Statesmen at the Helm If we want to recover “free and civilized human life,” we will need to recover the greatness that is Daniel Mahoney’s central subject. By Christopher Flannery

https://amgreatness.com/2022/06/17/statesmen-at-the-helm/

A review of “The Statesman as Thinker: Portraits of Greatness, Courage, and Moderation“,
by Daniel J. Mahoney (Encounter, 242 pages , $30.99)

With epic understatement, James Madison wrote in 1787 that “Enlightened statesmen will not always be at the helm,” prophetically consoling his future countrymen for the catastrophic presidency of Joseph Robinette Biden, Jr.

In his new book, The Statesman as Thinker: Portraits of Greatness, Courage, and Moderation, Daniel Mahoney writes not just about “enlightened statesmen” but about great-souled statesmen, with philosophic gifts and the full complement of cardinal virtues. Such men and women are not just unusual. They are rare—and indispensable: “On rare but vitally important occasions, democracies need such men of virtue and honorable ambition to preserve and perpetuate free and civilized human life.”

Mahoney thinks Solon, Pericles, Cicero, and George Washington were such statesmen. Ronald Reagan, Margaret Thatcher, and Nelson Mandela, for all their gifts, virtues, and importance, were not. Daniel Mahoney takes seriously his highest duty as a student of politics—to remind himself and his readers of true greatness. He offers chapters on Edmund Burke, Alexis de Tocqueville, Abraham Lincoln, Winston Churchill, Charles De Gaulle, and Václav Havel, with helpful “Sources and Suggested Readings” at the end of each chapter.

Whatever their various and instructive human limits and imperfections, these men are “heroes of Western civilization.” Such men seem to arise in “crises of one sort or another”:

Solon addressing civil strife and class conflict in Athens in the sixth century BC; Pericles steering a middle path between imperial grandeur and prudent restraint in resisting the expansion of the Athenian Empire at the beginning of the Peloponnesian War; Cicero . . . in an ultimately failed attempt to save the remnants of Roman republicanism from the threat of Caesarian despotism; Burke . . . warning . . . against the proto-totalitarianism of Jacobin France; Washington leading the American people to their rightful station among the peoples of the earth . . . ; Lincoln preserving the Union and putting an end to the evil of chattel slavery . . . ; Churchill . . . defending liberty and law and all the achievements of the “English-speaking peoples” against the dreadful barbarism of Nazism.

When Madison wrote his famous Federalist 10 essay, America faced a crisis, one of those “rare but vitally important” occasions when, in this case, the fate of the American experiment in freedom was at stake. The still very new American constitutional order was failing, and only “irregular” or revolutionary means, for which there was no legal or constitutional authority, could provide the needed remedy. Madison, Washington, Franklin, Hamilton, Adams, and their fellow revolutionary founders rose to the occasion and changed the course of history. Without them, we would not have come through that crisis as we did.

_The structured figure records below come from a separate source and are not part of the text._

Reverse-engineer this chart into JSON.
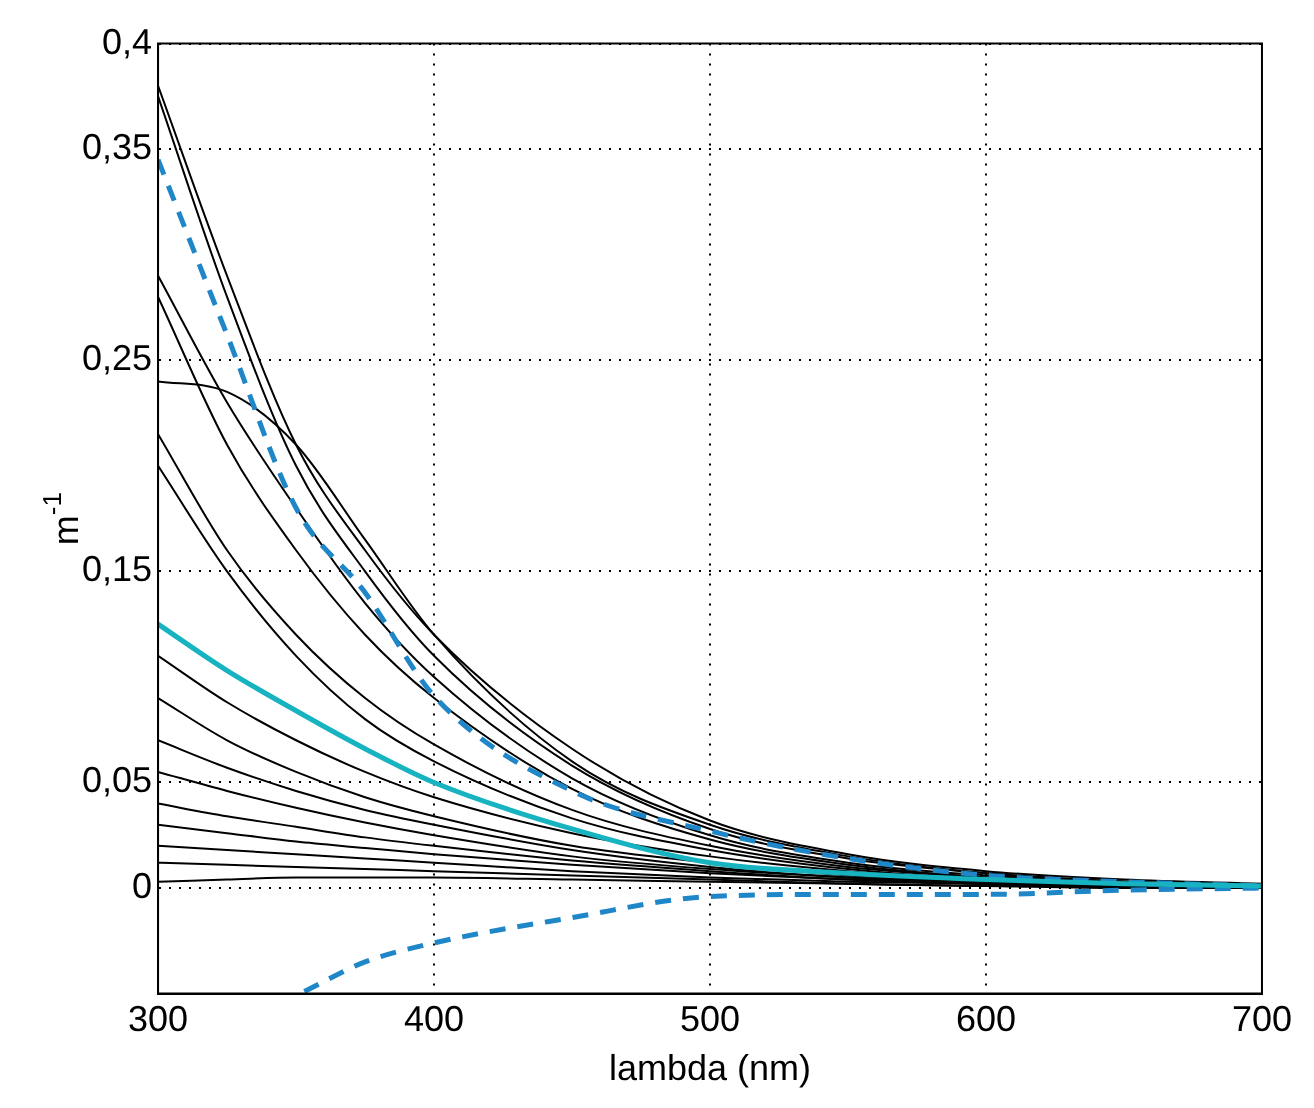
{
  "chart_data": {
    "type": "line",
    "xlabel": "lambda (nm)",
    "ylabel": "m$^{-1}$",
    "xlim": [
      300,
      700
    ],
    "xticks": [
      300,
      400,
      500,
      600,
      700
    ],
    "ylim": [
      -0.05,
      0.4
    ],
    "yticks": [
      0,
      {
        "value": 0.05,
        "label": "0,05"
      },
      {
        "value": 0.15,
        "label": "0,15"
      },
      {
        "value": 0.25,
        "label": "0,25"
      },
      {
        "value": 0.35,
        "label": "0,35"
      },
      {
        "value": 0.4,
        "label": "0,4"
      }
    ],
    "grid": true,
    "legend": false,
    "marker": "none",
    "x": [
      300,
      325,
      350,
      375,
      400,
      450,
      500,
      550,
      600,
      650,
      700
    ],
    "series": [
      {
        "color": "#000000",
        "values": [
          0.38,
          0.29,
          0.21,
          0.16,
          0.12,
          0.066,
          0.032,
          0.016,
          0.008,
          0.004,
          0.002
        ]
      },
      {
        "color": "#000000",
        "values": [
          0.375,
          0.28,
          0.2,
          0.15,
          0.11,
          0.058,
          0.028,
          0.014,
          0.007,
          0.003,
          0.001
        ]
      },
      {
        "color": "#000000",
        "values": [
          0.29,
          0.23,
          0.18,
          0.135,
          0.1,
          0.052,
          0.025,
          0.012,
          0.006,
          0.003,
          0.001
        ]
      },
      {
        "color": "#000000",
        "values": [
          0.28,
          0.21,
          0.16,
          0.12,
          0.09,
          0.047,
          0.023,
          0.011,
          0.005,
          0.002,
          0.001
        ]
      },
      {
        "color": "#000000",
        "values": [
          0.24,
          0.235,
          0.21,
          0.165,
          0.12,
          0.06,
          0.03,
          0.015,
          0.007,
          0.003,
          0.001
        ]
      },
      {
        "color": "#000000",
        "values": [
          0.215,
          0.16,
          0.12,
          0.09,
          0.068,
          0.037,
          0.02,
          0.01,
          0.005,
          0.002,
          0.001
        ]
      },
      {
        "color": "#000000",
        "values": [
          0.2,
          0.15,
          0.11,
          0.08,
          0.06,
          0.033,
          0.018,
          0.009,
          0.004,
          0.002,
          0.001
        ]
      },
      {
        "color": "#000000",
        "values": [
          0.11,
          0.088,
          0.07,
          0.055,
          0.043,
          0.026,
          0.015,
          0.008,
          0.004,
          0.002,
          0.001
        ]
      },
      {
        "color": "#000000",
        "values": [
          0.09,
          0.07,
          0.055,
          0.043,
          0.034,
          0.02,
          0.012,
          0.006,
          0.003,
          0.001,
          0
        ]
      },
      {
        "color": "#000000",
        "values": [
          0.07,
          0.057,
          0.046,
          0.037,
          0.03,
          0.018,
          0.01,
          0.005,
          0.003,
          0.001,
          0
        ]
      },
      {
        "color": "#000000",
        "values": [
          0.055,
          0.046,
          0.038,
          0.031,
          0.025,
          0.015,
          0.009,
          0.005,
          0.002,
          0.001,
          0
        ]
      },
      {
        "color": "#000000",
        "values": [
          0.04,
          0.034,
          0.029,
          0.024,
          0.02,
          0.013,
          0.008,
          0.004,
          0.002,
          0.001,
          0
        ]
      },
      {
        "color": "#000000",
        "values": [
          0.03,
          0.026,
          0.022,
          0.019,
          0.016,
          0.011,
          0.007,
          0.004,
          0.002,
          0.001,
          0
        ]
      },
      {
        "color": "#000000",
        "values": [
          0.02,
          0.018,
          0.016,
          0.014,
          0.012,
          0.008,
          0.005,
          0.003,
          0.002,
          0.001,
          0
        ]
      },
      {
        "color": "#000000",
        "values": [
          0.012,
          0.011,
          0.01,
          0.009,
          0.008,
          0.006,
          0.004,
          0.002,
          0.001,
          0.001,
          0
        ]
      },
      {
        "color": "#000000",
        "values": [
          0.003,
          0.004,
          0.005,
          0.005,
          0.005,
          0.004,
          0.003,
          0.002,
          0.001,
          0,
          0
        ]
      },
      {
        "color": "#17b3c0",
        "values": [
          0.125,
          0.103,
          0.084,
          0.066,
          0.05,
          0.028,
          0.012,
          0.007,
          0.004,
          0.002,
          0.001
        ]
      },
      {
        "color": "#1f86c8",
        "line_style": "dashed",
        "values": [
          0.345,
          0.262,
          0.18,
          0.14,
          0.091,
          0.046,
          0.027,
          0.014,
          0.006,
          0.003,
          0.001
        ]
      },
      {
        "color": "#1f86c8",
        "line_style": "dashed",
        "x": [
          353,
          375,
          400,
          450,
          500,
          550,
          600,
          650,
          700
        ],
        "values": [
          -0.049,
          -0.035,
          -0.026,
          -0.014,
          -0.004,
          -0.003,
          -0.003,
          -0.001,
          0
        ]
      }
    ]
  }
}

Madison’s more immediate point in Federalist 10 was that those looking for “republican remedies” for “the diseases most incident to republican government” should look not to “enlightened statesmen” who would not always be there, but to “the extent and proper structure of the union.” In Mahoney’s words, Madison and the other founders “aimed to establish political institutions . . . that would make political greatness less necessary if not superfluous.” They designed a constitutional order that would help secure the blessings of liberty even when enlightened statesmen were not to be found.

That constitutional order became the greatest achievement of political freedom, so far, in the course of human events. Tocqueville, who came to consider himself “an old and sincere friend of America,” thought the failure of America’s “great experiment in self-government” would be “the end of political liberty on earth.”

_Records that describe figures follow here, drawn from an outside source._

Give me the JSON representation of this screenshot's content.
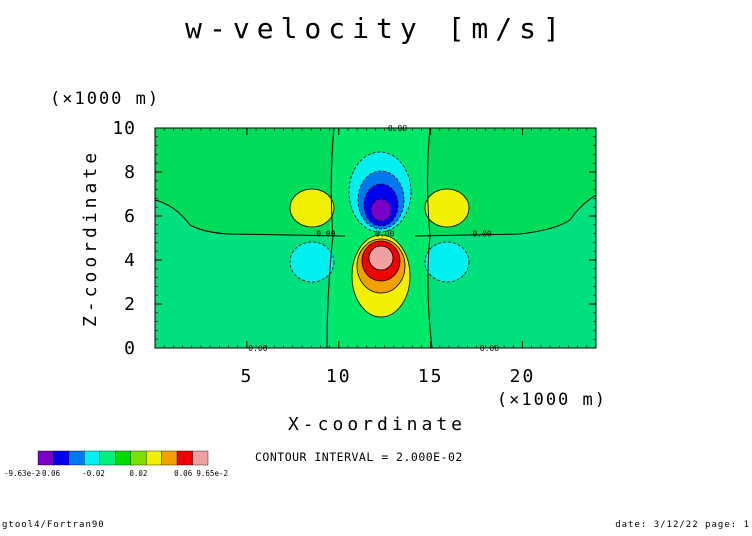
{
  "chart_data": {
    "type": "heatmap",
    "title": "w-velocity [m/s]",
    "xlabel": "X-coordinate",
    "ylabel": "Z-coordinate",
    "x_unit": "(×1000 m)",
    "y_unit": "(×1000 m)",
    "xlim": [
      0,
      24
    ],
    "ylim": [
      0,
      10
    ],
    "x_ticks": [
      5,
      10,
      15,
      20
    ],
    "x_tick_labels": [
      "5",
      "10",
      "15",
      "20"
    ],
    "y_ticks": [
      0,
      2,
      4,
      6,
      8,
      10
    ],
    "y_tick_labels": [
      "0",
      "2",
      "4",
      "6",
      "8",
      "10"
    ],
    "grid": false,
    "contour_interval_text": "CONTOUR INTERVAL = 2.000E-02",
    "contour_labels": [
      {
        "text": "0.00",
        "x": 13.2,
        "z": 10.0
      },
      {
        "text": "0.00",
        "x": 9.3,
        "z": 5.2
      },
      {
        "text": "0.00",
        "x": 12.5,
        "z": 5.2
      },
      {
        "text": "0.00",
        "x": 17.8,
        "z": 5.2
      },
      {
        "text": "0.00",
        "x": 5.6,
        "z": 0.0
      },
      {
        "text": "0.00",
        "x": 18.2,
        "z": 0.0
      }
    ],
    "colorbar": {
      "colors": [
        "#7a00c8",
        "#0000f0",
        "#0078f0",
        "#00f0f0",
        "#00f07a",
        "#00dc00",
        "#7ae100",
        "#f0f000",
        "#f0a000",
        "#f00000",
        "#f0a0a0"
      ],
      "labels": [
        "-9.63e-2",
        "-0.06",
        "-0.02",
        "0.02",
        "0.06",
        "9.65e-2"
      ]
    },
    "features": [
      {
        "kind": "downdraft-core",
        "x": 12.3,
        "z": 6.4,
        "min_value": -0.0963
      },
      {
        "kind": "updraft-core",
        "x": 12.3,
        "z": 4.0,
        "max_value": 0.0965
      },
      {
        "kind": "side-updraft",
        "x": 8.5,
        "z": 6.4
      },
      {
        "kind": "side-updraft",
        "x": 15.8,
        "z": 6.4
      },
      {
        "kind": "side-downdraft",
        "x": 8.5,
        "z": 4.0
      },
      {
        "kind": "side-downdraft",
        "x": 15.8,
        "z": 4.0
      }
    ]
  },
  "footer": {
    "left": "gtool4/Fortran90",
    "right": "date: 3/12/22 page: 1"
  }
}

The great experiment is certainly not over, but Mahoney, like anyone not locked in a closet, sees that the political institutions invented by the founders’ statesmanship are battered and tottering, and “in the emerging dispensation that is replacing our old constitutional order,” America will be no country for great men, or free men.

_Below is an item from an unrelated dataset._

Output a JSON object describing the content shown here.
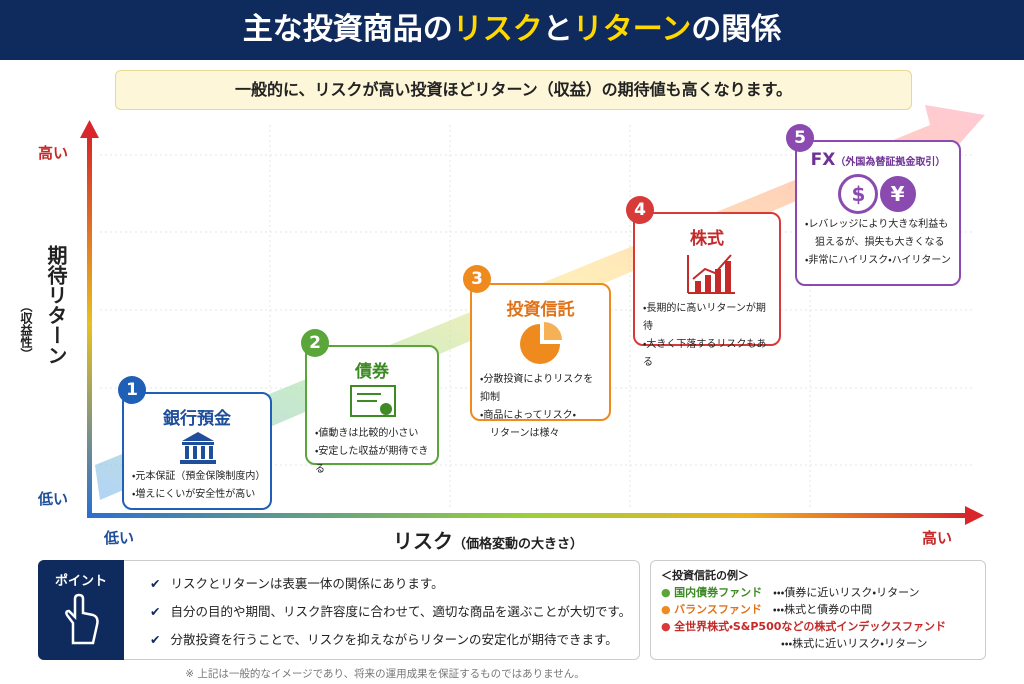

The heroes of the party currently wielding illegitimate and tyrannical power in practically every institution in this country and more broadly in the West are no heroes of Western civilization. As the party’s nihilist storm troopers desecrate and tear down statues of George Washington, Abraham Lincoln, and Winston Churchill, the party elite erect and kneel before sacred monuments to a criminal—violent and petty—drug dealer, addict, and aspiring porn star.

If we want to recover “free and civilized human life,” we will need to overcome the reigning “culture of repudiation” (Roger Scruton’s phrase) and recover the greatness that is Mahoney’s central subject. Is there anything more appealing for men and women of virtue and honorable ambition to do?

Mahoney’s wise and noble book offers not just instruction but inspiration for the great work ahead.